Ustekinumab was also shown to be effective and safe under conditions of real-world clinical practice in a single-center, observational study of 50 PsA outpatients (28% with BMI > 30 kg/m2) who used ≥ 3 doses of ustekinumab from March 2015 to March 2017 [56]. Overall, 54% of patients treated with ustekinumab achieved a MDA response, and all items of the Psoriatic Arthritis Impact of Disease questionnaire, which assesses disease impact from the patients’ perspective, were significantly lower in patients with MDA compared with non-MDA patients (p < 0.001 for all comparisons).

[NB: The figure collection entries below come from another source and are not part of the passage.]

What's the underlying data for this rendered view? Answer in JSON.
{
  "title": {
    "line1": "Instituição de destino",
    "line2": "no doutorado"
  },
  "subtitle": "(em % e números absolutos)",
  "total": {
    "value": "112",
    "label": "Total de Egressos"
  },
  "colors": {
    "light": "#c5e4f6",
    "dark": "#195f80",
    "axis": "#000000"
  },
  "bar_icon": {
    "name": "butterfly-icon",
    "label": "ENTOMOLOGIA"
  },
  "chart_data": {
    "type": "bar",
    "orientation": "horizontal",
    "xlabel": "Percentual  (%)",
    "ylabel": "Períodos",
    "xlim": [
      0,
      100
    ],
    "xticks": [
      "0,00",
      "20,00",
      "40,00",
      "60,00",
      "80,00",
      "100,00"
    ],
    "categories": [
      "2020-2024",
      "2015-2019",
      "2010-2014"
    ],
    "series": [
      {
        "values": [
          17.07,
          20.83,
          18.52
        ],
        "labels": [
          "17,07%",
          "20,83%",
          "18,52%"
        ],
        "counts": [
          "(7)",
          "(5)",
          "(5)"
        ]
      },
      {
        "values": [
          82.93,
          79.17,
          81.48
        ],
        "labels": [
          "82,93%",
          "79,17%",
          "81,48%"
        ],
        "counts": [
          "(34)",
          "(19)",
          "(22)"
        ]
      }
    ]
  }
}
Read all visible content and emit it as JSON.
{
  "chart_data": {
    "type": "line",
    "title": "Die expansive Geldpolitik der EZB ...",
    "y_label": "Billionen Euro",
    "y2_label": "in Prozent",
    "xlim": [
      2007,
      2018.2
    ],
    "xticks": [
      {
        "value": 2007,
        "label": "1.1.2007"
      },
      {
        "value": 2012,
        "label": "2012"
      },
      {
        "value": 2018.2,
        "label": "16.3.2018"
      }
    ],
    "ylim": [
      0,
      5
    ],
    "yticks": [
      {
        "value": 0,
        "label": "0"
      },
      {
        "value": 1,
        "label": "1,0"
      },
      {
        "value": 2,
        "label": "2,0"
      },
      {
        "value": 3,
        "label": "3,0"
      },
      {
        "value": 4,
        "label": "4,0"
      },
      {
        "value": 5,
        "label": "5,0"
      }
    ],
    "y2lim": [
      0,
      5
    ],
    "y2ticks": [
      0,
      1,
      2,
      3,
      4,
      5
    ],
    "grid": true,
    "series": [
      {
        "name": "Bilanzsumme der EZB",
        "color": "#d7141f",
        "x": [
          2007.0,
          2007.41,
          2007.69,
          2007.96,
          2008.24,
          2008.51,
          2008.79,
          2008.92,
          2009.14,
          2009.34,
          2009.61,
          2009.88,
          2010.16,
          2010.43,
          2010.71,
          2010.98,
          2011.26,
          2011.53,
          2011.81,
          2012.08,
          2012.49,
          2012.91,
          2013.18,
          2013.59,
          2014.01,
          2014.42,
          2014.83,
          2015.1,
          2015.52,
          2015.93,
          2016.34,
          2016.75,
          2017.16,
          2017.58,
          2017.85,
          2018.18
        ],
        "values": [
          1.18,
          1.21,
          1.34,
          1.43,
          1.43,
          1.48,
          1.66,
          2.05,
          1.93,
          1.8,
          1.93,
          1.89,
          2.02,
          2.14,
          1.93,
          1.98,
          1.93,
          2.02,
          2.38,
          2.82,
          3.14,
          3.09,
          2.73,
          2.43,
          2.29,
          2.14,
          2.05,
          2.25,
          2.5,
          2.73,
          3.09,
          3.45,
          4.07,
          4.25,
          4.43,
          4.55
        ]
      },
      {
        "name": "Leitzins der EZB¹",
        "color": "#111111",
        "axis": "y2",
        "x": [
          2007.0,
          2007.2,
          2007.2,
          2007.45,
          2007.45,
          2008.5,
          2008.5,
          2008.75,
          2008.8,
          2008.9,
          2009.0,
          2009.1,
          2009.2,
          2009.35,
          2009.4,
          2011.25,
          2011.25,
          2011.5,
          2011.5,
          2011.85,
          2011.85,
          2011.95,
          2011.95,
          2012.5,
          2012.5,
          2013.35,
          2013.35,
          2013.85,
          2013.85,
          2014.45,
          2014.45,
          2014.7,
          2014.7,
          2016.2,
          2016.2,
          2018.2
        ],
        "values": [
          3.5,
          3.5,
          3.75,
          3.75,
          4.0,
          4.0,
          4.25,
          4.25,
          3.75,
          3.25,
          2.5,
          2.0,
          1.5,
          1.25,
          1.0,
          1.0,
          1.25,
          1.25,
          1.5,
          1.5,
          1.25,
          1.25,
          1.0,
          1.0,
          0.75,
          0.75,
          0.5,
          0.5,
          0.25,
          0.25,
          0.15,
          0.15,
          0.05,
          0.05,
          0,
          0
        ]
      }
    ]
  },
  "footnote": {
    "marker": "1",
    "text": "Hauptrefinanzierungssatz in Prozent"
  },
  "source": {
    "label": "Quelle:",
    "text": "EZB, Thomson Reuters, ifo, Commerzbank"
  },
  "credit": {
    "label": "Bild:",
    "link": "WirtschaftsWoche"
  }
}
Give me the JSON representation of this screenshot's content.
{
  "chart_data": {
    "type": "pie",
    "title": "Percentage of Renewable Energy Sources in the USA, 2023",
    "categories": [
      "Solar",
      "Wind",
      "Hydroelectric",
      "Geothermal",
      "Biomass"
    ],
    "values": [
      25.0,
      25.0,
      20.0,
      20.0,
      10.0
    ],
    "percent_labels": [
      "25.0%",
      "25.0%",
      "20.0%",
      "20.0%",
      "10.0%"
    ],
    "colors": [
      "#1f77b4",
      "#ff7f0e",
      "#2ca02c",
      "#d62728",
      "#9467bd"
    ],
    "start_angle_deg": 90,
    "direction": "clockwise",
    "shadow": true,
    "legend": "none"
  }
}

Although these studies did not specifically assess the impact of BMI on clinical outcomes, they do demonstrate ustekinumab is an effective and safe therapeutic treatment for PsA with beneficial outcomes observed even in obese patients. On the other hand, post hoc results from the PSUMMIT I trial suggest that body weight may have an effect on the efficacy of ustekinumab. Therefore, this issue should be addressed in further randomized, controlled trials.

Conclusions

The high prevalence of obesity in patients with PsA represents a complicated situation for physicians. Studies have shown that treatment with anti-TNFα leads to significant increases in body weight in patients with PsA. Furthermore, obesity as a comorbidity in PsA patients may alter their clinical response to systemic treatment, and especially their response to TNFα-blockers. By specifically targeting IL-12/IL-23, ustekinumab interferes with production of the Th1- and Th17-dependent pro-inflammatory cytokines, which are central to the pathology of inflammatory diseases, including PsA. Sustained clinical and radiographic benefits of ustekinumab were demonstrated in the pivotal, phase III PSUMMIT I trial of patients with PsA, and “real-life” studies have confirmed its efficacy and safety in PsA patients with comorbidities and prior failure on biologic therapies, with no apparent effect on body weight during therapy. Whether body weight has an effect on the efficacy of ustekinumab is a controversial issue that remains to be clarified. While randomized, controlled trials are needed to definitively determine its effectiveness and safety, ustekinumab may offer a promising treatment option for PsA patients with obesity.